Barron Williams Limited is a recruitment business which provides work-finding services to its clients and work-seekers. The Company must process personal data (including sensitive personal data) so that it can provide these services – in doing so, the Company acts as a data controller.

“Candidates” may give personal details to the Company directly, such as on an application or registration form or via our website, or we may collect them from another source such as a jobs board. The Company must have a legal basis for processing your personal data for the purposes of providing you with work-finding services and/or information relating to roles relevant to you.

“Clients” may give personal details to the Company directly, such as via email, or we may collect them from another source such as client websites or social media profiles. The Company must have a legal basis for processing your personal data for the purposes of providing you with relevant services.

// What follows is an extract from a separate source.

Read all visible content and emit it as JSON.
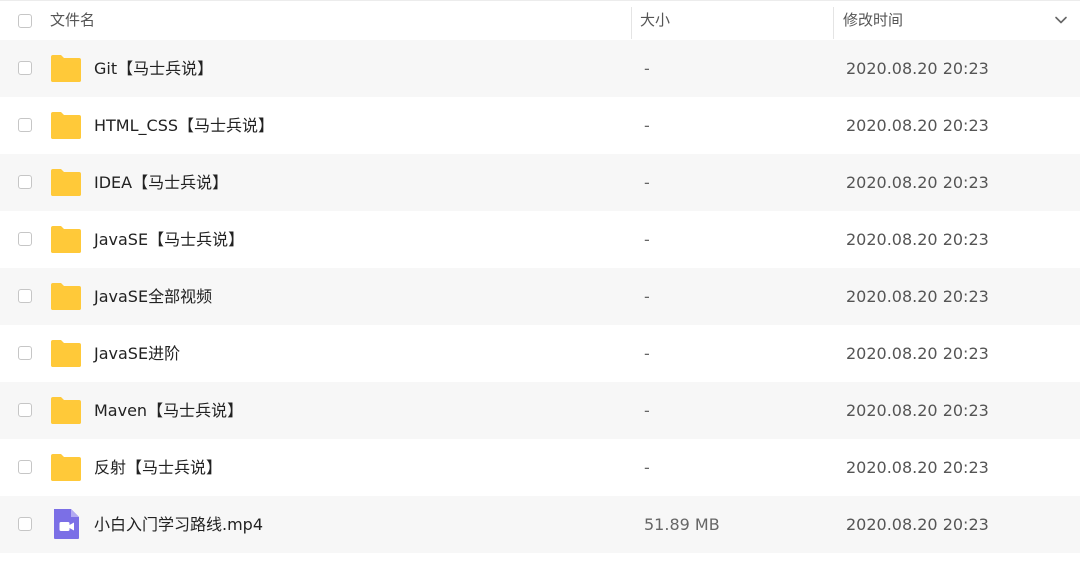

Business “Contacts” may give personal details to the Company directly, such as via email, or we may collect them from another source such as client websites or social media profiles. The Company must have a legal basis for processing your personal data for the purposes of providing you with (or the Company being provided with) relevant services or developing future business relationships.

The Company will retain personal “Candidate” data for up to three years, “Contact” and “Client” for up to six years.

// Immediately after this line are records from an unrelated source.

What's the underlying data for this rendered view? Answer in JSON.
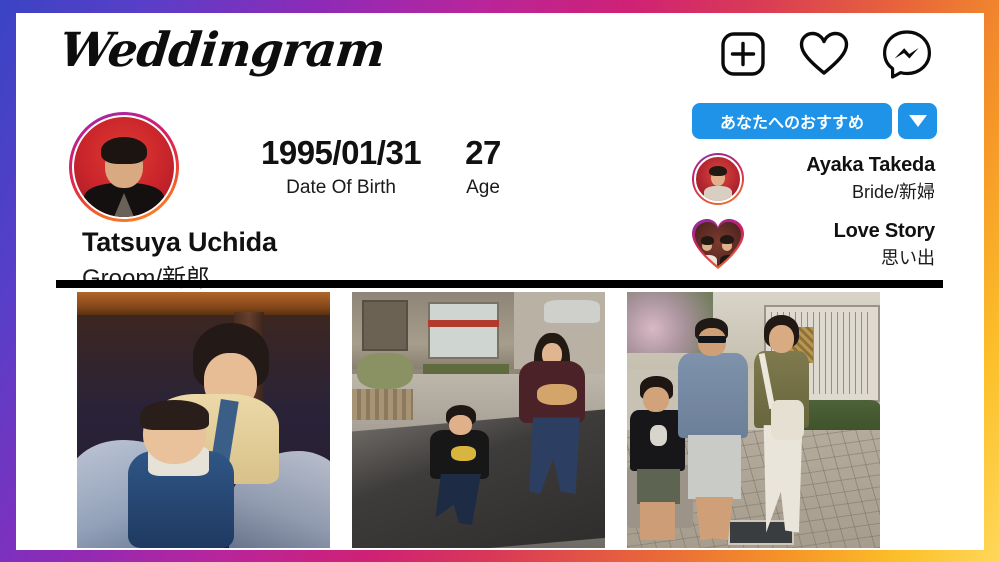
{
  "header": {
    "brand": "Weddingram",
    "icons": [
      {
        "name": "add-post-icon",
        "label": "New post"
      },
      {
        "name": "heart-icon",
        "label": "Activity"
      },
      {
        "name": "messenger-icon",
        "label": "Messages"
      }
    ]
  },
  "profile": {
    "name": "Tatsuya Uchida",
    "role": "Groom/新郎",
    "avatar_alt": "Tatsuya Uchida portrait",
    "stats": [
      {
        "value": "1995/01/31",
        "label": "Date Of Birth"
      },
      {
        "value": "27",
        "label": "Age"
      }
    ]
  },
  "suggestions": {
    "button_label": "あなたへのおすすめ",
    "dropdown_label": "▼",
    "items": [
      {
        "title": "Ayaka Takeda",
        "subtitle": "Bride/新婦",
        "thumb": "circle"
      },
      {
        "title": "Love Story",
        "subtitle": "思い出",
        "thumb": "heart"
      }
    ]
  },
  "gallery": {
    "photos": [
      {
        "name": "photo-child-with-baby",
        "alt": "Child holding a smiling baby indoors"
      },
      {
        "name": "photo-toddler-running",
        "alt": "Toddler running down a street with a woman"
      },
      {
        "name": "photo-family-plaza",
        "alt": "Family of three standing on a brick plaza"
      }
    ]
  },
  "colors": {
    "accent_blue": "#1f93e8",
    "divider_black": "#000000",
    "frame_gradient_start": "#3a44c4",
    "frame_gradient_mid": "#cf2175",
    "frame_gradient_end": "#fed85a",
    "card_background": "#ffffff"
  }
}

The Company will keep written records of the processing activities of the Company and will include the following information:

• The name and contact details of the data controller and any joint controllers;
• The purposes of the processing;
• A description of the categories of the data subjects and of the categories of the personal data;
• The categories of recipients to whom personal data have or will be disclosed to, including to those internationally;
• Any transfers of personal data internationally, including the identification of the third country or international organisation to which the data is transferred;
• Information required for privacy notices;
• Records of consent;
• The location and security of personal data;
• Data Protection Impact Assessment reports;
• Records of personal data breaches;
• Information required for processing sensitive personal data or criminal convictions/offences data.

The Company will make these records available to the ICO as reasonably required.